The four students, majoring in computer science and physics, have banded together under a Vote Nerdy banner to try to gain seats in the university's senate.
Will Barondeau, Jason Cyphers, Scott Hubert and Corey Metcalfe are campaigning "to put nerdy geeks with smart ideas in student government," according to the posters they plastered across the school's campus.
"Even if we might be socially awkward, we still all love to think and come up with ideas and solve problems, and that's what people in public office are needed to do," Barondeau said Monday.
Much to their surprise, all four of the students are running unopposed.
"We thought that we were going to have some competition," Cyphers said. "But there weren't a lot of people interested in student government this year. That was one of the reasons we decided to run."
In order to be elected, they each only need the vote of about 1 percent of the student body — about 60 votes, Metcalfe said.
Barondeau and Metcalfe, both sophomores, are each campaigning for one of the five At-Large Senator seats open. At-Large Senators represent the entire student body. Sophomore Jason Cyphers is running for Off-Campus Senator, to represent students living off-campus. Scott Hubert, who has enough credits to be classified as a senior, but has another year of school left, is running for Science Senator, to represent SOU's science department.
All four, who graduated from Phoenix High School, are "proud to be nerds," Barondeau said.
Although they're running on the same ticket, they don't always agree with each other and don't expect to always vote the same way in the senate, they said.

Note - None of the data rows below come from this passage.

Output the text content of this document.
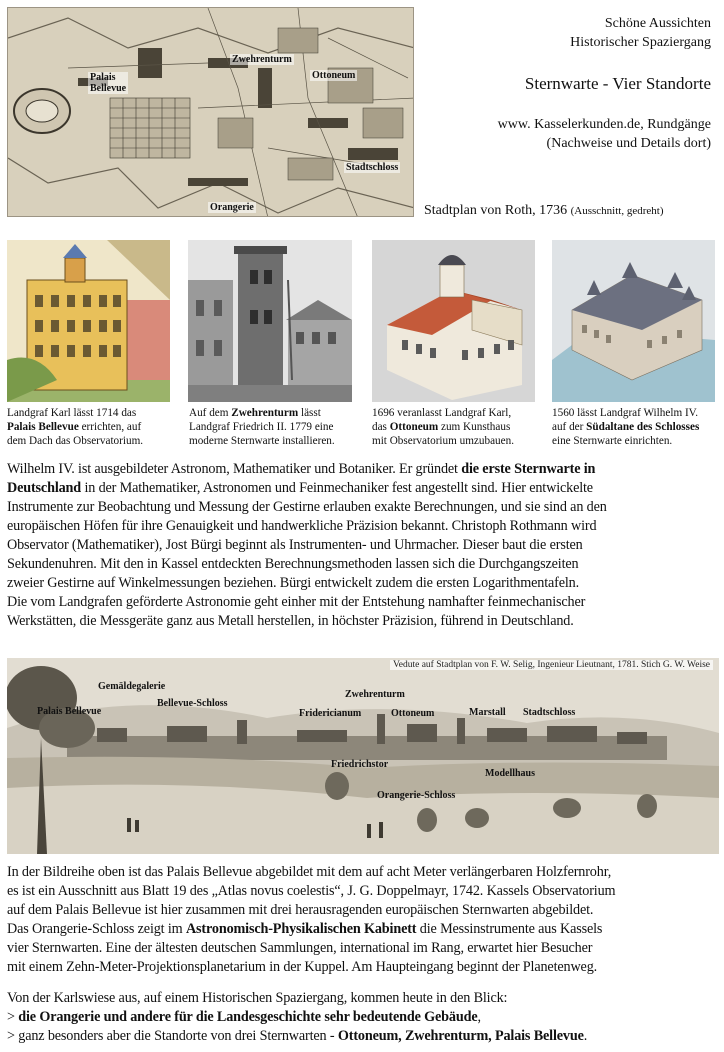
Palais
Bellevue
Zwehrenturm
Ottoneum
Stadtschloss
Orangerie
Schöne Aussichten
Historischer Spaziergang
Sternwarte - Vier Standorte
www. Kasselerkunden.de, Rundgänge
(Nachweise und Details dort)
Stadtplan von Roth, 1736 (Ausschnitt, gedreht)
Landgraf Karl lässt 1714 das
Palais Bellevue errichten, auf
dem Dach das Observatorium.
Auf dem Zwehrenturm lässt
Landgraf Friedrich II. 1779 eine
moderne Sternwarte installieren.
1696 veranlasst Landgraf Karl,
das Ottoneum zum Kunsthaus
mit Observatorium umzubauen.
1560 lässt Landgraf Wilhelm IV.
auf der Südaltane des Schlosses
eine Sternwarte einrichten.
Wilhelm IV. ist ausgebildeter Astronom, Mathematiker und Botaniker. Er gründet die erste Sternwarte in
Deutschland in der Mathematiker, Astronomen und Feinmechaniker fest angestellt sind. Hier entwickelte
Instrumente zur Beobachtung und Messung der Gestirne erlauben exakte Berechnungen, und sie sind an den
europäischen Höfen für ihre Genauigkeit und handwerkliche Präzision bekannt. Christoph Rothmann wird
Observator (Mathematiker), Jost Bürgi beginnt als Instrumenten- und Uhrmacher. Dieser baut die ersten
Sekundenuhren. Mit den in Kassel entdeckten Berechnungsmethoden lassen sich die Durchgangszeiten
zweier Gestirne auf Winkelmessungen beziehen. Bürgi entwickelt zudem die ersten Logarithmentafeln.
Die vom Landgrafen geförderte Astronomie geht einher mit der Entstehung namhafter feinmechanischer
Werkstätten, die Messgeräte ganz aus Metall herstellen, in höchster Präzision, führend in Deutschland.
Vedute auf Stadtplan von F. W. Selig, Ingenieur Lieutnant, 1781. Stich G. W. Weise
Gemäldegalerie
Palais Bellevue
Bellevue-Schloss
Zwehrenturm
Fridericianum	Ottoneum	Marstall Stadtschloss
Friedrichstor
Modellhaus
Orangerie-Schloss
In der Bildreihe oben ist das Palais Bellevue abgebildet mit dem auf acht Meter verlängerbaren Holzfernrohr,
es ist ein Ausschnitt aus Blatt 19 des „Atlas novus coelestis“, J. G. Doppelmayr, 1742. Kassels Observatorium
auf dem Palais Bellevue ist hier zusammen mit drei herausragenden europäischen Sternwarten abgebildet.
Das Orangerie-Schloss zeigt im Astronomisch-Physikalischen Kabinett die Messinstrumente aus Kassels
vier Sternwarten. Eine der ältesten deutschen Sammlungen, international im Rang, erwartet hier Besucher
mit einem Zehn-Meter-Projektionsplanetarium in der Kuppel. Am Haupteingang beginnt der Planetenweg.
Von der Karlswiese aus, auf einem Historischen Spaziergang, kommen heute in den Blick:
> die Orangerie und andere für die Landesgeschichte sehr bedeutende Gebäude,
> ganz besonders aber die Standorte von drei Sternwarten - Ottoneum, Zwehrenturm, Palais Bellevue.
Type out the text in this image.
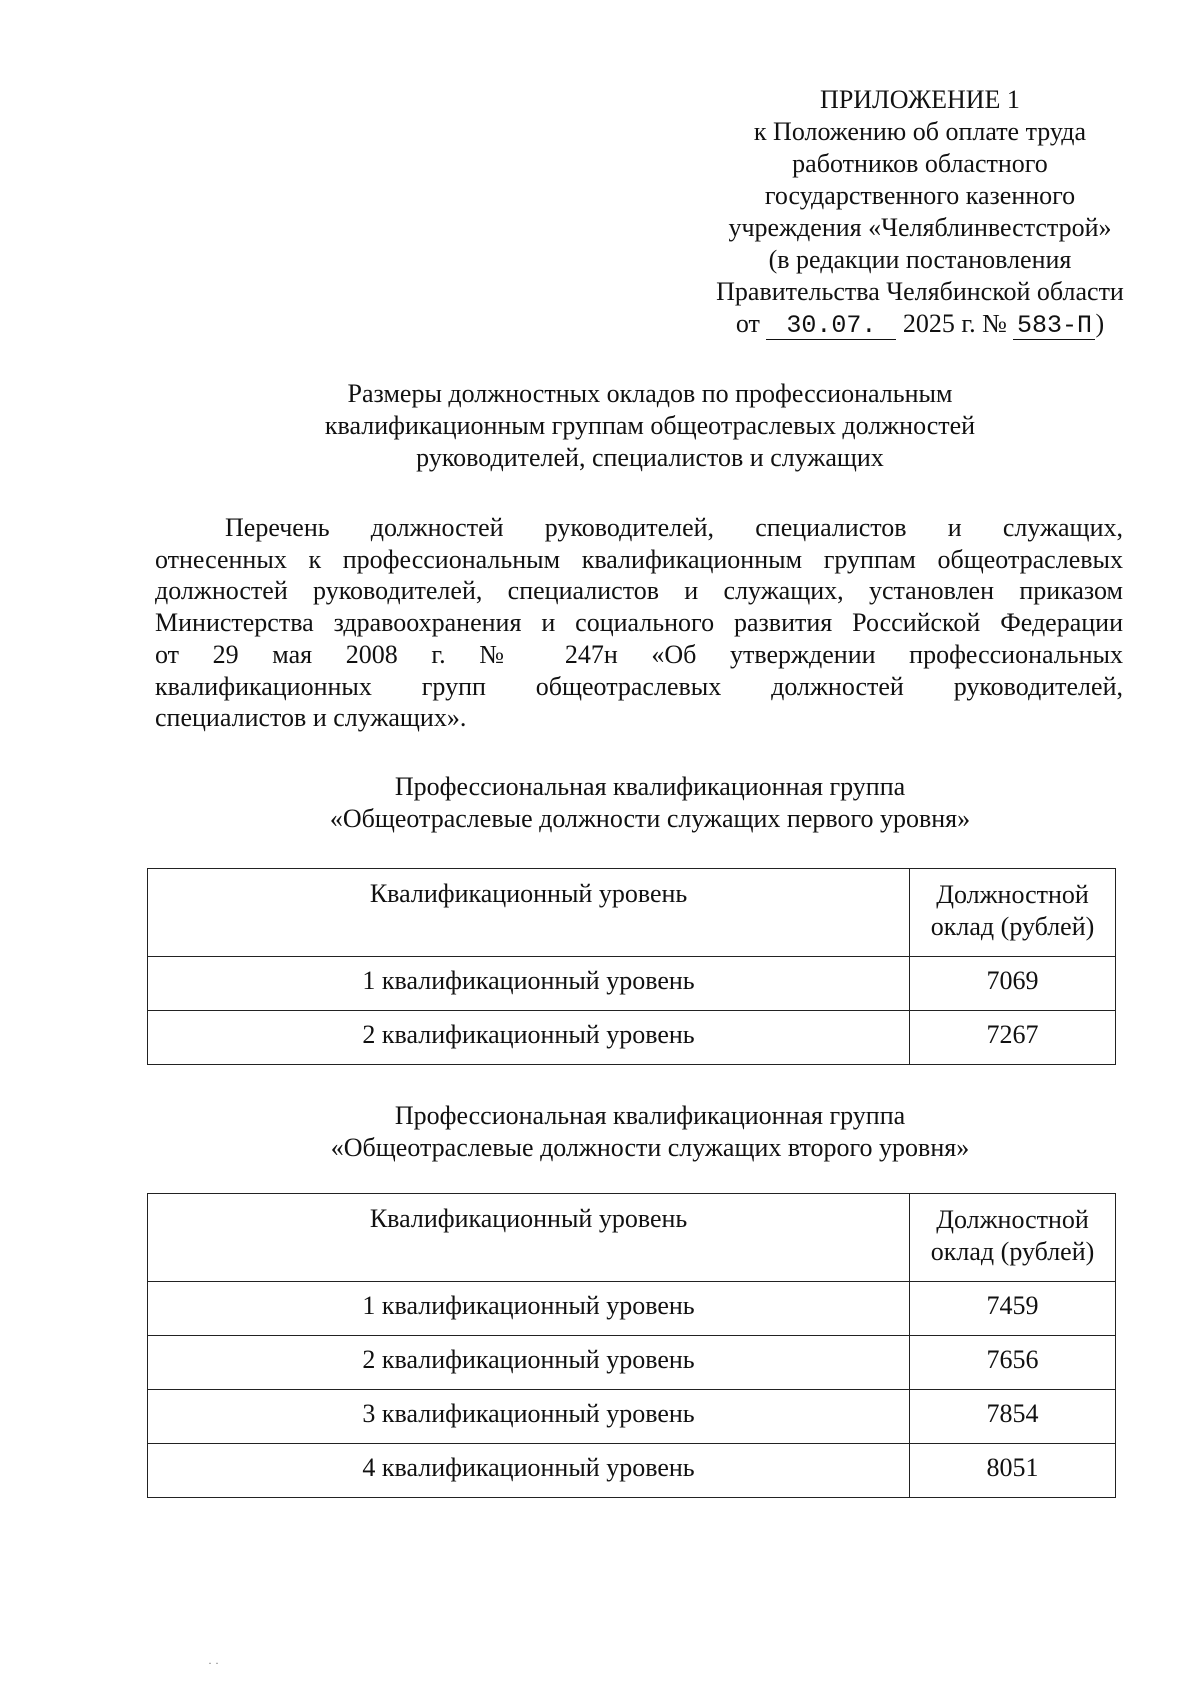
ПРИЛОЖЕНИЕ 1
к Положению об оплате труда
работников областного
государственного казенного
учреждения «Челяблинвестстрой»
(в редакции постановления
Правительства Челябинской области
от 30.07. 2025 г. № 583-П )
Размеры должностных окладов по профессиональным
квалификационным группам общеотраслевых должностей
руководителей, специалистов и служащих
Перечень должностей руководителей, специалистов и служащих,
отнесенных к профессиональным квалификационным группам общеотраслевых
должностей руководителей, специалистов и служащих, установлен приказом
Министерства здравоохранения и социального развития Российской Федерации
от 29 мая 2008 г. № 247н «Об утверждении профессиональных
квалификационных групп общеотраслевых должностей руководителей,
специалистов и служащих».
Профессиональная квалификационная группа
«Общеотраслевые должности служащих первого уровня»
Квалификационный уровень	Должностной
оклад (рублей)
1 квалификационный уровень	7069
2 квалификационный уровень	7267
Профессиональная квалификационная группа
«Общеотраслевые должности служащих второго уровня»
Квалификационный уровень	Должностной
оклад (рублей)
1 квалификационный уровень	7459
2 квалификационный уровень	7656
3 квалификационный уровень	7854
4 квалификационный уровень	8051
· ·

"I personally know I'm going to disagree with them on many points because we've gotten in many fights in the past," Metcalfe said.
They do, however, have some common goals, such as updating the senate's bylaws, they said.
Although the students are the first to run together on the Vote Nerdy ticket, they didn't invent the phrase — their friend Ryan Chaddock did last spring. During that election, Chaddock beat out two competitors for the social sciences senate seat and is now running for vice president.
The Vote Nerdy campaign is persuasive because many college students identify with being somewhat odd, Chaddock said.
"I don't know a lot of college students who don't feel nerdy about something, who have something that they can obsess about and talk about for hours and basically nerd-out on," he said.
In SOU's next student body election, in the fall, the Vote Nerdy candidates hope to have four women under their banner on the ballot, they said.
"We're looking, in future elections, to expand our campaign to put nerds into office," Barondeau said.